Des instruments de gestion
Alliant la parole aux actes, les responsables touristiques, menés par ST et Regional Tourism Alliance (l’association des directeurs des 13 régions touristiques du pays), ont conçu une campagne destinée à renforcer l’acceptation du tourisme au sein de la population et à sensibiliser les visiteurs à des comportement respectueux. Privilégiant des messages «positifs», accueillants plutôt que moralisateurs, une boîte à outils offre gratuitement aux acteurs de la branche divers supports de communication. Des modules, adaptés à différentes situations pratiques, montrent des pistes et des bonnes pratiques.

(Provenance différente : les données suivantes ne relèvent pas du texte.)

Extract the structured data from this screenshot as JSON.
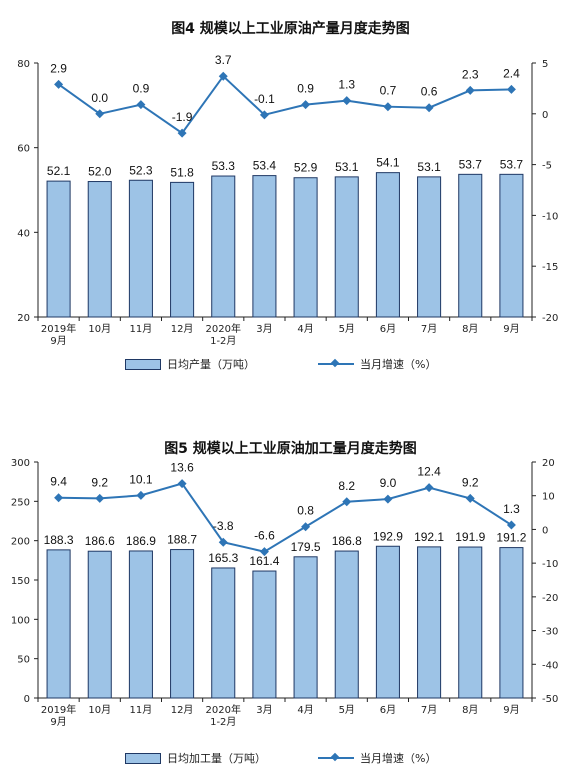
{
  "chart_data": [
    {
      "type": "bar",
      "title": "图4  规模以上工业原油产量月度走势图",
      "categories": [
        [
          "2019年",
          "9月"
        ],
        [
          "10月"
        ],
        [
          "11月"
        ],
        [
          "12月"
        ],
        [
          "2020年",
          "1-2月"
        ],
        [
          "3月"
        ],
        [
          "4月"
        ],
        [
          "5月"
        ],
        [
          "6月"
        ],
        [
          "7月"
        ],
        [
          "8月"
        ],
        [
          "9月"
        ]
      ],
      "series": [
        {
          "name": "日均产量（万吨）",
          "axis": "left",
          "kind": "bar",
          "values": [
            52.1,
            52.0,
            52.3,
            51.8,
            53.3,
            53.4,
            52.9,
            53.1,
            54.1,
            53.1,
            53.7,
            53.7
          ],
          "labels": [
            "52.1",
            "52.0",
            "52.3",
            "51.8",
            "53.3",
            "53.4",
            "52.9",
            "53.1",
            "54.1",
            "53.1",
            "53.7",
            "53.7"
          ]
        },
        {
          "name": "当月增速（%）",
          "axis": "right",
          "kind": "line",
          "values": [
            2.9,
            0.0,
            0.9,
            -1.9,
            3.7,
            -0.1,
            0.9,
            1.3,
            0.7,
            0.6,
            2.3,
            2.4
          ],
          "labels": [
            "2.9",
            "0.0",
            "0.9",
            "-1.9",
            "3.7",
            "-0.1",
            "0.9",
            "1.3",
            "0.7",
            "0.6",
            "2.3",
            "2.4"
          ]
        }
      ],
      "ylim_left": [
        20,
        80
      ],
      "yticks_left": [
        "80",
        "60",
        "40",
        "20"
      ],
      "ylim_right": [
        -20,
        5
      ],
      "yticks_right": [
        "5",
        "0",
        "-5",
        "-10",
        "-15",
        "-20"
      ],
      "grid": false,
      "legend_position": "bottom",
      "colors": {
        "bar_fill": "#9dc3e6",
        "bar_stroke": "#1f3864",
        "line": "#2e75b6"
      }
    },
    {
      "type": "bar",
      "title": "图5  规模以上工业原油加工量月度走势图",
      "categories": [
        [
          "2019年",
          "9月"
        ],
        [
          "10月"
        ],
        [
          "11月"
        ],
        [
          "12月"
        ],
        [
          "2020年",
          "1-2月"
        ],
        [
          "3月"
        ],
        [
          "4月"
        ],
        [
          "5月"
        ],
        [
          "6月"
        ],
        [
          "7月"
        ],
        [
          "8月"
        ],
        [
          "9月"
        ]
      ],
      "series": [
        {
          "name": "日均加工量（万吨）",
          "axis": "left",
          "kind": "bar",
          "values": [
            188.3,
            186.6,
            186.9,
            188.7,
            165.3,
            161.4,
            179.5,
            186.8,
            192.9,
            192.1,
            191.9,
            191.2
          ],
          "labels": [
            "188.3",
            "186.6",
            "186.9",
            "188.7",
            "165.3",
            "161.4",
            "179.5",
            "186.8",
            "192.9",
            "192.1",
            "191.9",
            "191.2"
          ]
        },
        {
          "name": "当月增速（%）",
          "axis": "right",
          "kind": "line",
          "values": [
            9.4,
            9.2,
            10.1,
            13.6,
            -3.8,
            -6.6,
            0.8,
            8.2,
            9.0,
            12.4,
            9.2,
            1.3
          ],
          "labels": [
            "9.4",
            "9.2",
            "10.1",
            "13.6",
            "-3.8",
            "-6.6",
            "0.8",
            "8.2",
            "9.0",
            "12.4",
            "9.2",
            "1.3"
          ]
        }
      ],
      "ylim_left": [
        0,
        300
      ],
      "yticks_left": [
        "300",
        "250",
        "200",
        "150",
        "100",
        "50",
        "0"
      ],
      "ylim_right": [
        -50,
        20
      ],
      "yticks_right": [
        "20",
        "10",
        "0",
        "-10",
        "-20",
        "-30",
        "-40",
        "-50"
      ],
      "grid": false,
      "legend_position": "bottom",
      "colors": {
        "bar_fill": "#9dc3e6",
        "bar_stroke": "#1f3864",
        "line": "#2e75b6"
      }
    }
  ]
}
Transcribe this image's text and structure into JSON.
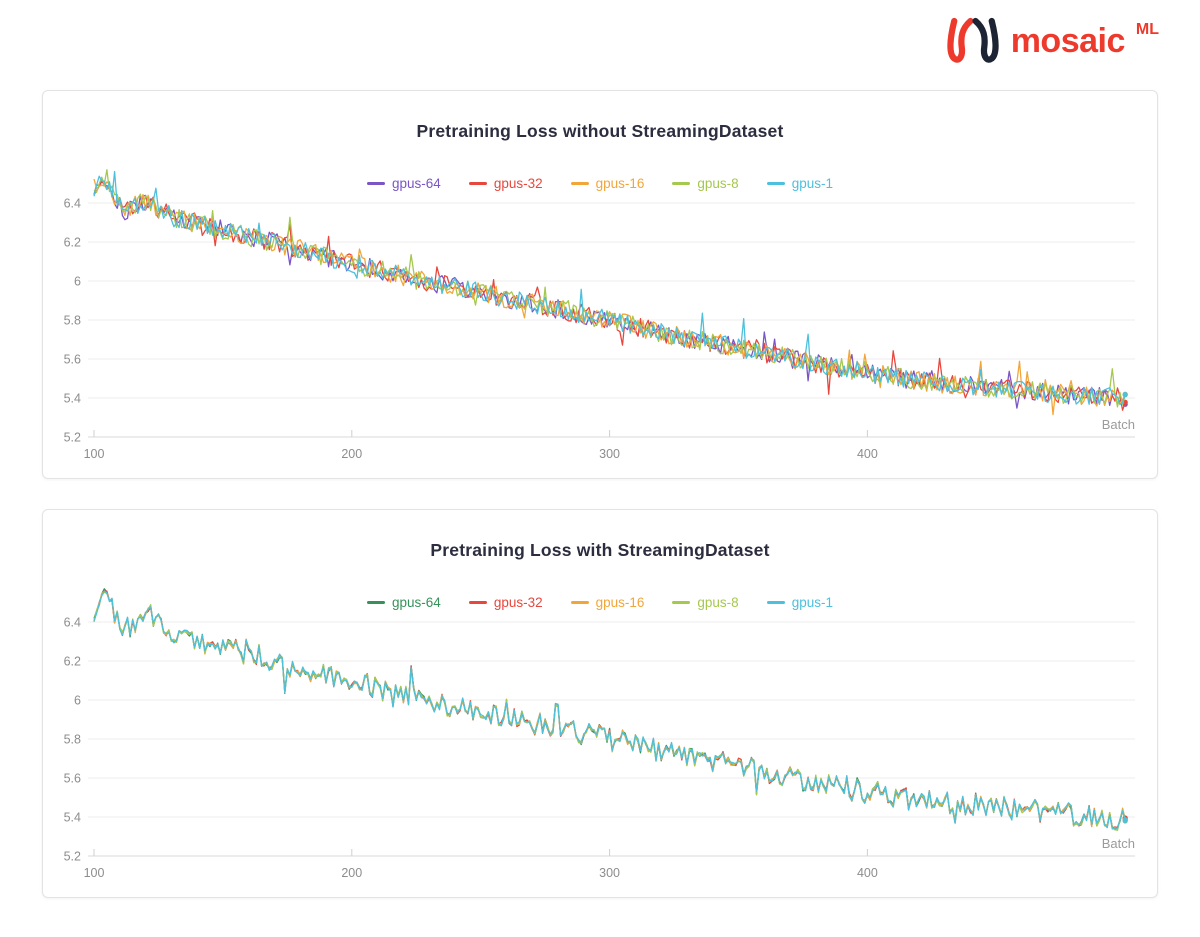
{
  "logo": {
    "brand": "mosaic",
    "superscript": "ML",
    "wordmark_color": "#ee3a2c",
    "mark_red": "#ee3a2c",
    "mark_navy": "#1d2433"
  },
  "chart_data": [
    {
      "type": "line",
      "title": "Pretraining Loss without StreamingDataset",
      "xlabel": "Batch",
      "ylabel": "",
      "x_ticks": [
        100,
        200,
        300,
        400
      ],
      "y_ticks": [
        5.2,
        5.4,
        5.6,
        5.8,
        6,
        6.2,
        6.4
      ],
      "x_range": [
        100,
        500
      ],
      "y_range": [
        5.2,
        6.6
      ],
      "grid": true,
      "legend_position": "top-center",
      "series": [
        {
          "name": "gpus-64",
          "color": "#7a55c7",
          "seed": 101
        },
        {
          "name": "gpus-32",
          "color": "#e8473d",
          "seed": 202
        },
        {
          "name": "gpus-16",
          "color": "#f2a63a",
          "seed": 303
        },
        {
          "name": "gpus-8",
          "color": "#a5c84f",
          "seed": 404
        },
        {
          "name": "gpus-1",
          "color": "#4cc0dc",
          "seed": 505
        }
      ],
      "trend": [
        [
          100,
          6.48
        ],
        [
          104,
          6.52
        ],
        [
          112,
          6.36
        ],
        [
          120,
          6.41
        ],
        [
          130,
          6.33
        ],
        [
          150,
          6.26
        ],
        [
          175,
          6.18
        ],
        [
          200,
          6.09
        ],
        [
          225,
          6.01
        ],
        [
          250,
          5.94
        ],
        [
          275,
          5.87
        ],
        [
          300,
          5.8
        ],
        [
          325,
          5.72
        ],
        [
          350,
          5.66
        ],
        [
          375,
          5.59
        ],
        [
          400,
          5.53
        ],
        [
          425,
          5.48
        ],
        [
          450,
          5.45
        ],
        [
          475,
          5.42
        ],
        [
          500,
          5.4
        ]
      ],
      "noise": {
        "mode": "independent",
        "amplitude": 0.05,
        "spike_chance": 0.05,
        "spike_amplitude": 0.14
      }
    },
    {
      "type": "line",
      "title": "Pretraining Loss with StreamingDataset",
      "xlabel": "Batch",
      "ylabel": "",
      "x_ticks": [
        100,
        200,
        300,
        400
      ],
      "y_ticks": [
        5.2,
        5.4,
        5.6,
        5.8,
        6,
        6.2,
        6.4
      ],
      "x_range": [
        100,
        500
      ],
      "y_range": [
        5.2,
        6.6
      ],
      "grid": true,
      "legend_position": "top-center",
      "series": [
        {
          "name": "gpus-64",
          "color": "#36925a",
          "seed": 111
        },
        {
          "name": "gpus-32",
          "color": "#e8473d",
          "seed": 222
        },
        {
          "name": "gpus-16",
          "color": "#f2a63a",
          "seed": 333
        },
        {
          "name": "gpus-8",
          "color": "#a5c84f",
          "seed": 444
        },
        {
          "name": "gpus-1",
          "color": "#4cc0dc",
          "seed": 555
        }
      ],
      "trend": [
        [
          100,
          6.48
        ],
        [
          104,
          6.53
        ],
        [
          112,
          6.37
        ],
        [
          122,
          6.44
        ],
        [
          130,
          6.34
        ],
        [
          150,
          6.27
        ],
        [
          175,
          6.18
        ],
        [
          200,
          6.09
        ],
        [
          225,
          6.01
        ],
        [
          250,
          5.94
        ],
        [
          275,
          5.87
        ],
        [
          300,
          5.8
        ],
        [
          325,
          5.72
        ],
        [
          350,
          5.66
        ],
        [
          375,
          5.59
        ],
        [
          400,
          5.53
        ],
        [
          425,
          5.48
        ],
        [
          450,
          5.45
        ],
        [
          475,
          5.42
        ],
        [
          500,
          5.38
        ]
      ],
      "noise": {
        "mode": "shared",
        "shared_seed": 777,
        "amplitude": 0.055,
        "spike_chance": 0.06,
        "spike_amplitude": 0.15,
        "series_jitter": 0.01
      }
    }
  ]
}
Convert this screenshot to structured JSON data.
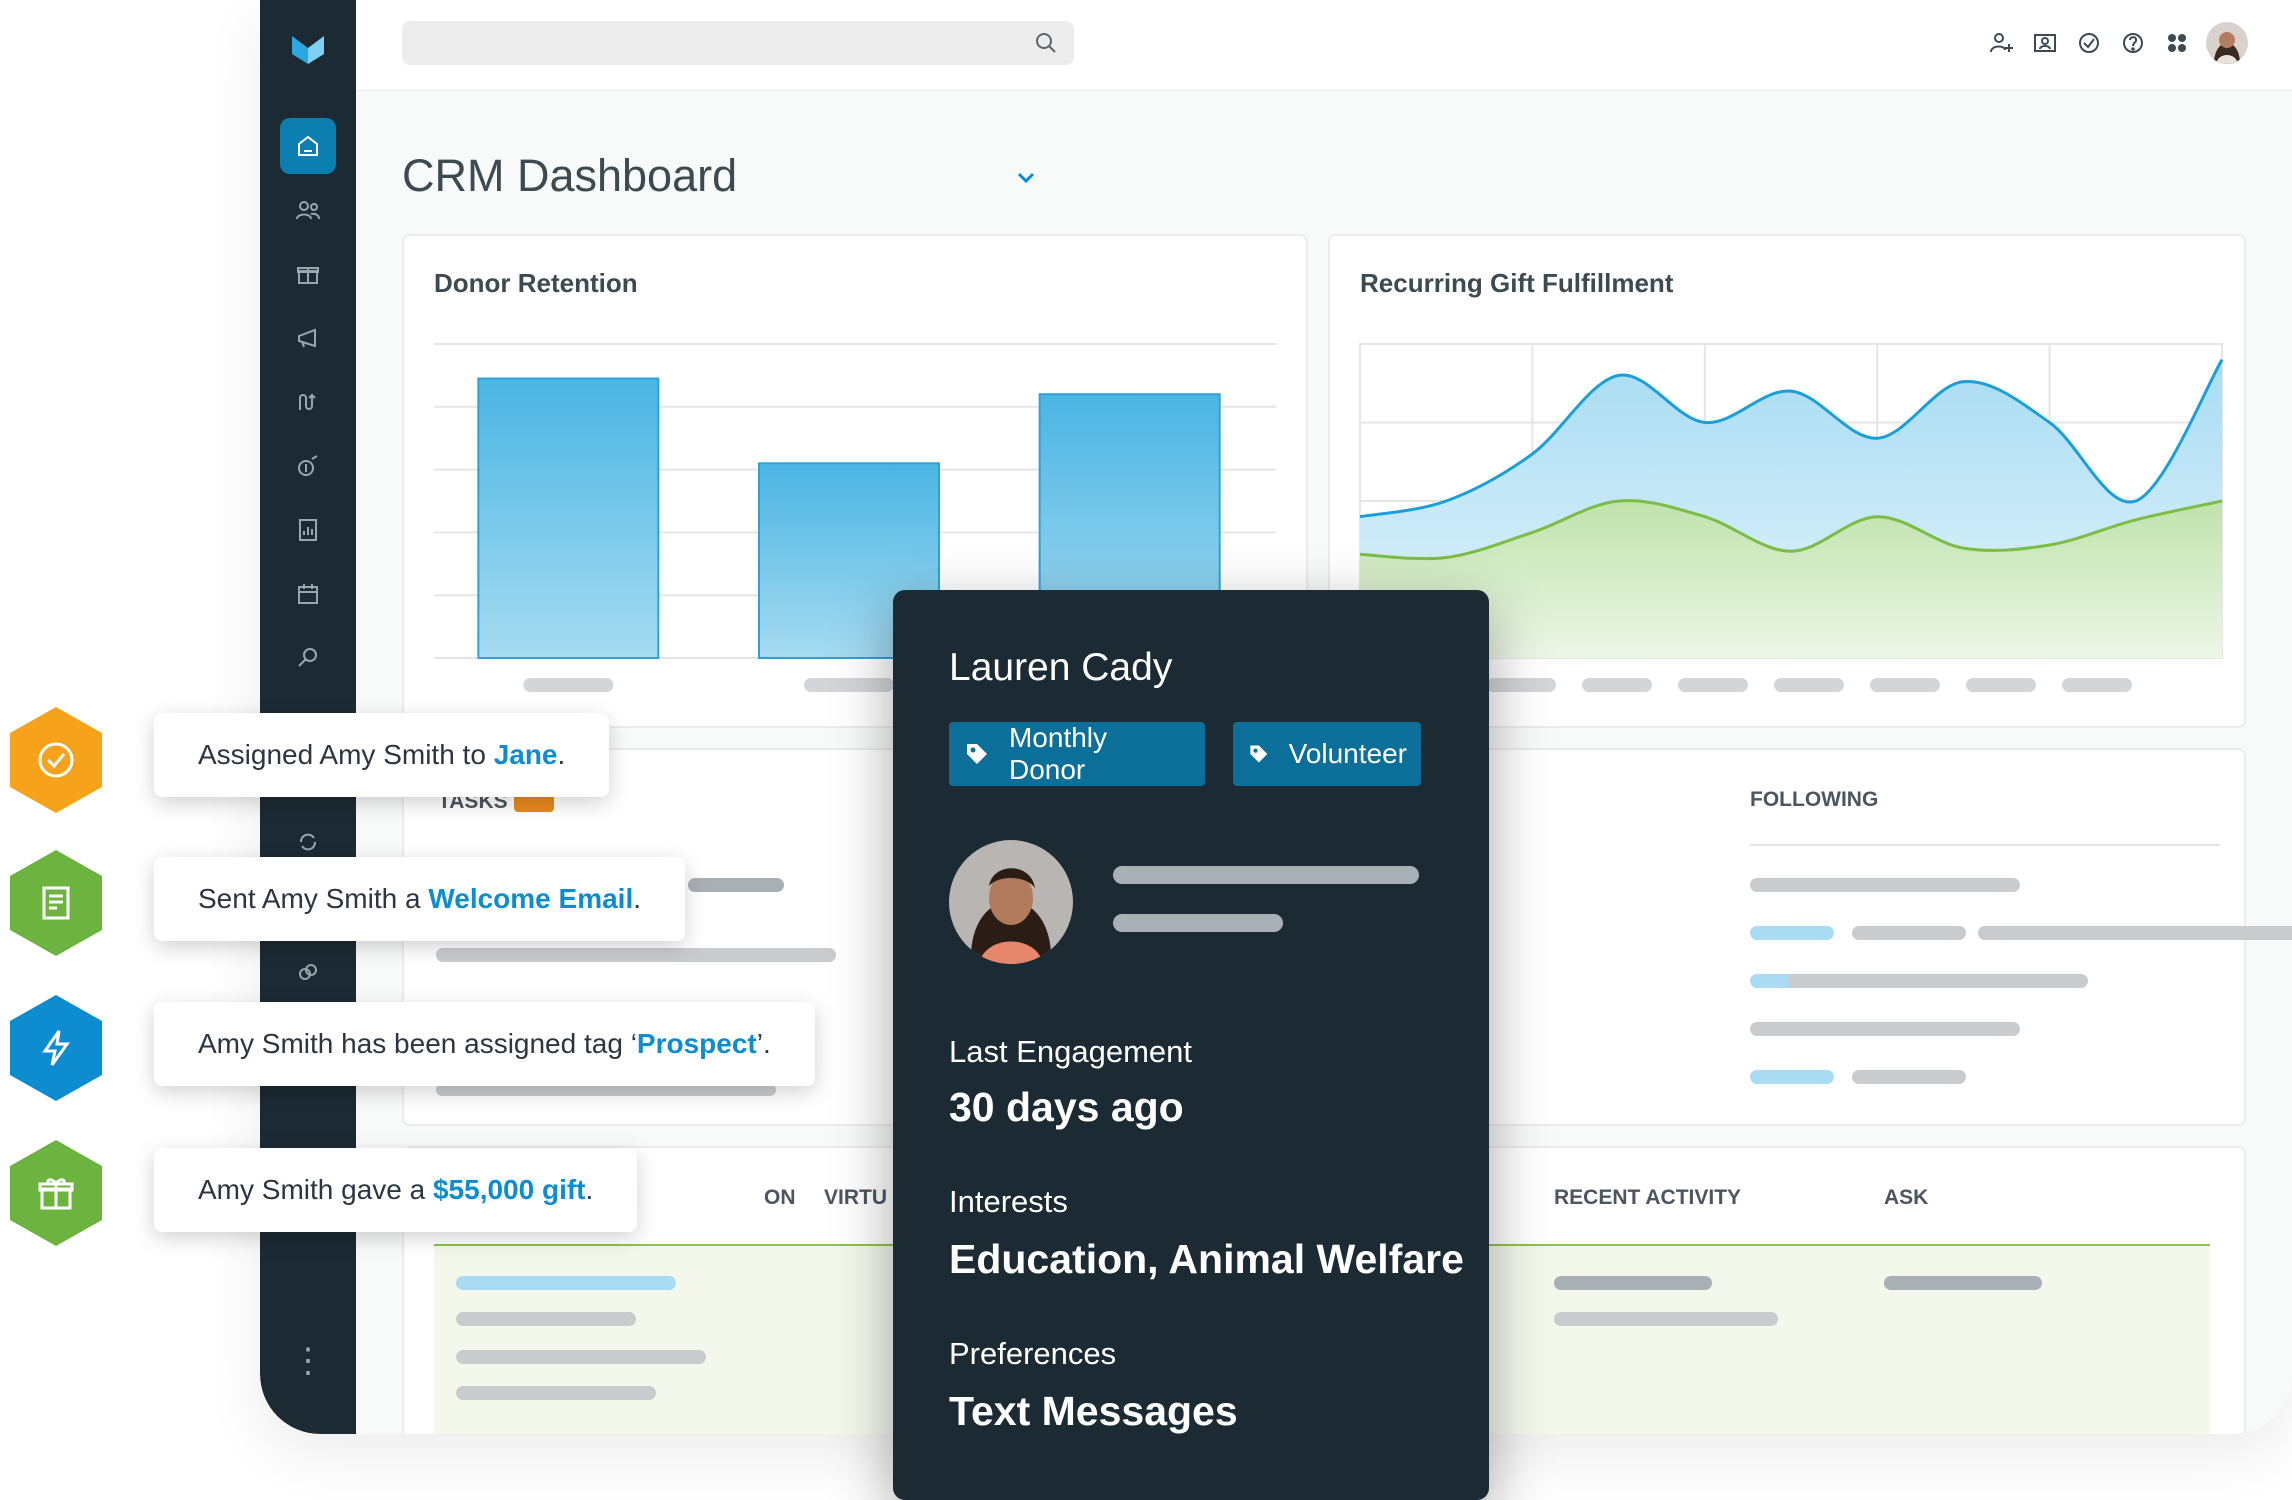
{
  "header": {
    "title": "CRM Dashboard"
  },
  "cards": {
    "donor_retention": {
      "title": "Donor Retention"
    },
    "recurring_gift": {
      "title": "Recurring Gift Fulfillment"
    },
    "tasks": {
      "label": "TASKS"
    },
    "following": {
      "label": "FOLLOWING"
    },
    "table": {
      "columns": [
        {
          "label": "ON"
        },
        {
          "label": "VIRTU"
        },
        {
          "label": "RECENT ACTIVITY"
        },
        {
          "label": "ASK"
        }
      ]
    }
  },
  "profile": {
    "name": "Lauren Cady",
    "tags": [
      "Monthly Donor",
      "Volunteer"
    ],
    "last_engagement_label": "Last Engagement",
    "last_engagement_value": "30 days ago",
    "interests_label": "Interests",
    "interests_value": "Education, Animal Welfare",
    "preferences_label": "Preferences",
    "preferences_value": "Text Messages"
  },
  "activity_feed": [
    {
      "icon": "check-circle-icon",
      "color": "#f7a21b",
      "prefix": "Assigned Amy Smith to ",
      "highlight": "Jane",
      "suffix": "."
    },
    {
      "icon": "document-icon",
      "color": "#6db33f",
      "prefix": "Sent Amy Smith a ",
      "highlight": "Welcome Email",
      "suffix": "."
    },
    {
      "icon": "lightning-icon",
      "color": "#0d8dd0",
      "prefix": "Amy Smith has been assigned tag ‘",
      "highlight": "Prospect",
      "suffix": "’."
    },
    {
      "icon": "gift-icon",
      "color": "#6db33f",
      "prefix": "Amy Smith gave a ",
      "highlight": "$55,000 gift",
      "suffix": "."
    }
  ],
  "chart_data": [
    {
      "type": "bar",
      "title": "Donor Retention",
      "categories": [
        "",
        "",
        ""
      ],
      "values": [
        0.89,
        0.62,
        0.84
      ],
      "ylim": [
        0,
        1
      ],
      "grid": true
    },
    {
      "type": "area",
      "title": "Recurring Gift Fulfillment",
      "x": [
        0,
        1,
        2,
        3,
        4,
        5,
        6,
        7,
        8,
        9,
        10
      ],
      "series": [
        {
          "values": [
            0.45,
            0.5,
            0.65,
            0.9,
            0.75,
            0.85,
            0.7,
            0.88,
            0.75,
            0.5,
            0.95
          ]
        },
        {
          "values": [
            0.33,
            0.32,
            0.4,
            0.5,
            0.45,
            0.34,
            0.45,
            0.35,
            0.36,
            0.44,
            0.5
          ]
        }
      ],
      "colors": [
        "#1a9fd8",
        "#7cbd45"
      ],
      "ylim": [
        0,
        1
      ],
      "grid": true
    }
  ]
}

Pour l’heure, une vingtaine de partenaires ont annoncé leur participation à l’exercice. Baptisée Travel with care. Leave with memories. la campgane s’intègre dans la stratégie Travel Better, déployée l’an passé, qui a pour objectif d’«amener les bons hôtes au bon endroit et au bon moment». Certaines destinations ont d’ailleurs déjà empoigné le taureau par les cornes pour y arriver, à l’image d’Interlaken Tourisme. Comme l’a expliqué son directeur, Daniel Sulzer, l’office a mis en service une application qui définit les zones à visiter, celles qui doivent être épargnées ou qui demandent un respect particulier, que ce soit à l’égard de la population ou de la nature.
Repenser l’hiver
Thème de l’un des ateliers organisés à Zermatt, la «Boussole neige», lancée l’an passé, aide aussi les destinations de montagne à organiser leur tourisme de manière plus efficiente et respectueuse. Présentée sous la forme d’un guide, «étayé scientifiquement», elle suggère des stratégies et des moyens pour gérer l’activité hivernale dans un contexte de changement climatique. Une enquête effectuée auprès des participants à l’atelier a montré que les préoccupations clés des stations – celles qui peuvent encore compter sur des chutes de neige – tournent actuellement autour de la diversification des activités, de l’enneigement mécanique et du financement des transformations à mener à bien.
Quelques solutions: préparer les pistes autrement, optimiser les surfaces skiables ou promouvoir les séjours au-dessus du brouillard.
Le «réel, une nouvelle rareté»
Désormais omniprésente, l’intelligence artificielle s’est aussi invitée à l’événement. S’exprimant sur ce thème, Miriam Meckel, journaliste allemande et professeure de communication à l'Université de Saint-Gall, a expliqué que «le réel» est devenu la «nouvelle rareté». Pour elle, l’IA apporte «d’immenses» avantages à l’organisation du travail, et il faut pleinement en profiter. Mais, la technologie présente aussi des inconvénients et des dangers, car l’authenticité, le sentiment du vécu, qui sont au cœur de l’expérience touristique, restent l’apanage de l’humain.